With all due respect, you really need to get a solid understanding of the 'holy trinity' of exposure: Shutter speed, f/stop and ISO, and how each impacts the image and they interact.  A huge range of combinations of these will give you the correct exposure. but you will get wildly differing results in terms of what is sharp or not, depending on what these settings are.
As a general rule of thumb:
shoot at least 1/(lens focal length)
Shoot with the lowest ISO you can manage, or set it to AUTO
As regards f/stop: this is what decides what appears sharp and what does not.  Photography is a subtractive endeavor, so you seek to keep what is important sharp, and let what is not get get fuzzier.  This is related to Depth of Field - what appears sharp.

Depth of Field:
The closer the subject, the shallower the DoF
The longer the focal length, the shallower the DoF
The smaller the f/stop value, the shallower the DoF
Obviously, the opposite of these will increase your DoF and very often the three will play against each other, so that is where the art of selecting the right combination comes in.  That comes with study, experience and critical evaluation of images by others and ones that you take.

cheers, TREVOR

"The Amount of Misery expands to fill the space available"
"All the variety, all the charm, all the beauty of life is made up of light and shadow", Leo Tolstoy;
"Skill in photography is acquired by practice and not by purchase" Percy W. Harris


I would have to agree with my colleague @Tronhard. Your settings aren't correct. Why did you choose those settings. F/22 will add a lot of diffraction and make the picture less sharp. Also the high ISO of ISO 25,600 will add a lot of noise to the picture. For the above picture I would've used 1/320th sec F/5.6 ISO 100. Or I could've used 1/200th sec F/8 ISO 100. Now @Tronhard's settings aren't wrong. There are different combinations of settings that will get you a correctly exposed picture. If you're are shooting in M (Manual Mode) switch to a different mode. Such as (Program Mode) or Av (Aperture Priority). When I was still shooting with an APS-C camera. I usually kept my F/stop around F/4-5.6 which had the right amount things in focus for me. You'll have to tweak your settings depending on the shooting conditions. When I switched to Full Frame F/4 didn't have enough depth of field. So I had to adjust my settings and stop the lens down further to F/5.6-8 to get the ideal amount of things in focus. Since an APS-C sensor is smaller it has more depth of field than a Full Frame sensor does. This is because a Full Frame is larger than an APS-C sensor.

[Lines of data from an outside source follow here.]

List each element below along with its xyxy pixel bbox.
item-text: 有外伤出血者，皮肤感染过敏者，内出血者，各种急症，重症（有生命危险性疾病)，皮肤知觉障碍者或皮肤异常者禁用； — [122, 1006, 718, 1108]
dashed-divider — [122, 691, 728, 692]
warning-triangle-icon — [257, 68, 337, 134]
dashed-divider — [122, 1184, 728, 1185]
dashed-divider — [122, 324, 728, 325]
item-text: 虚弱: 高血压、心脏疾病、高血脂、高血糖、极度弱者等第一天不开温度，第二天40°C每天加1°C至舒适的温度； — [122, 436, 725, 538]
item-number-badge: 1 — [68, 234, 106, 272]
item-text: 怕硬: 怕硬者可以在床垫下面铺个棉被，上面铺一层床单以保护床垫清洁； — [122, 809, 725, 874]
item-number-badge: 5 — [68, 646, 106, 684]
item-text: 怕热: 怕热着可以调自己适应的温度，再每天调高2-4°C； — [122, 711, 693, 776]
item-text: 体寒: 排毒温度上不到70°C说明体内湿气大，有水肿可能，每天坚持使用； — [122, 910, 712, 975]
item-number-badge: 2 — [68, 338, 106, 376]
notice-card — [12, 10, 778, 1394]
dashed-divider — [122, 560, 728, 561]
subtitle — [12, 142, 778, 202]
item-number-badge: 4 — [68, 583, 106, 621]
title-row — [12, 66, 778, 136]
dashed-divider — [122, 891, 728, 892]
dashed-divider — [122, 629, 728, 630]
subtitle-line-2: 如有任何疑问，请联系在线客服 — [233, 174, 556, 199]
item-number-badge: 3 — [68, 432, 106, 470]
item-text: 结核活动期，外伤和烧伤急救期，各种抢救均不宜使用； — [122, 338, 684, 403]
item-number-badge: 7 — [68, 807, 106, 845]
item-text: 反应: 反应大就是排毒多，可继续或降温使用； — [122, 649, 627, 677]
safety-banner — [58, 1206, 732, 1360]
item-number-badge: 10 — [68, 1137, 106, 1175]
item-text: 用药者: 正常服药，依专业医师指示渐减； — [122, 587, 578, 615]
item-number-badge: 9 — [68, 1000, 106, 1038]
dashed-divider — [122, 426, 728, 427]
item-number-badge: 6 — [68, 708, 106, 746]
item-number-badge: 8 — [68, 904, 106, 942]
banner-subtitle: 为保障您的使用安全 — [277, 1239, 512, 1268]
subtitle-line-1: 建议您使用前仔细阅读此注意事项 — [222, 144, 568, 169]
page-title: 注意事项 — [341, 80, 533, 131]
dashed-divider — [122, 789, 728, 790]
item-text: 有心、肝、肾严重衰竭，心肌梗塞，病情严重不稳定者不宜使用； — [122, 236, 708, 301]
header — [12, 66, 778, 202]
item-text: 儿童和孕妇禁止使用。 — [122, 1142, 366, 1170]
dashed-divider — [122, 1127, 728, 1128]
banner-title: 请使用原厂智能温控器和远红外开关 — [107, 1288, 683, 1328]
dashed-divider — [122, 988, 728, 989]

Current Gear: EOS 5D Mark IV, EF F/2.8 Trinity, EF 50mm F/1.8 STM, EF 85mm F/1.8 USM, 470EX-AI & 600EX II-RT

Retired Gear: EOS 40D


You may also find that certain lenses provide more sharpness in the center of the image, but go a bit softer toward the outer edges. It may help to more closely group your subjects together in the center of your frame and give them a bit more "breathing room" around the top, bottom and sides. With this large of a group I'd try having about half of them sitting or crouching down in front with the rest crouching or standing behind.

And also remember the suggestions already offered before mine.


“ Lens: EF-S24mm, f 2.8 STM

Settings: ISO 25600, 24mm, -3 ev, f 22, 1/4000s  “

I had a copy of that lens on my T5.  It was not sharp.  I tried it on my T3i, and it was not sharp.  It was better on my M3, but it was still not tack sharp.  I figured I had a bad copy.  I know someone else who had similar issues with the same model.

The very narrow aperture setting of f/22 does not help.  Diffraction effects have undoubtedly softened the image.  The narrow aperture has forced the ISO to be raised to near the ceiling, which does not help, either.  Get familiar with a DOF, Depth of Field.  I frequently use a DOF calculator, table, or app.  You probably could have shot this at f/4 to f/5.6 and captured everyone within the DOF.  

Have you checked to see where your locked AF point is located, if any.  You can use the camera’s playback mode or the Canon DPP4 application.  Be aware that where a locked AF point is located can be misleading if you have camera movement after you lock focus.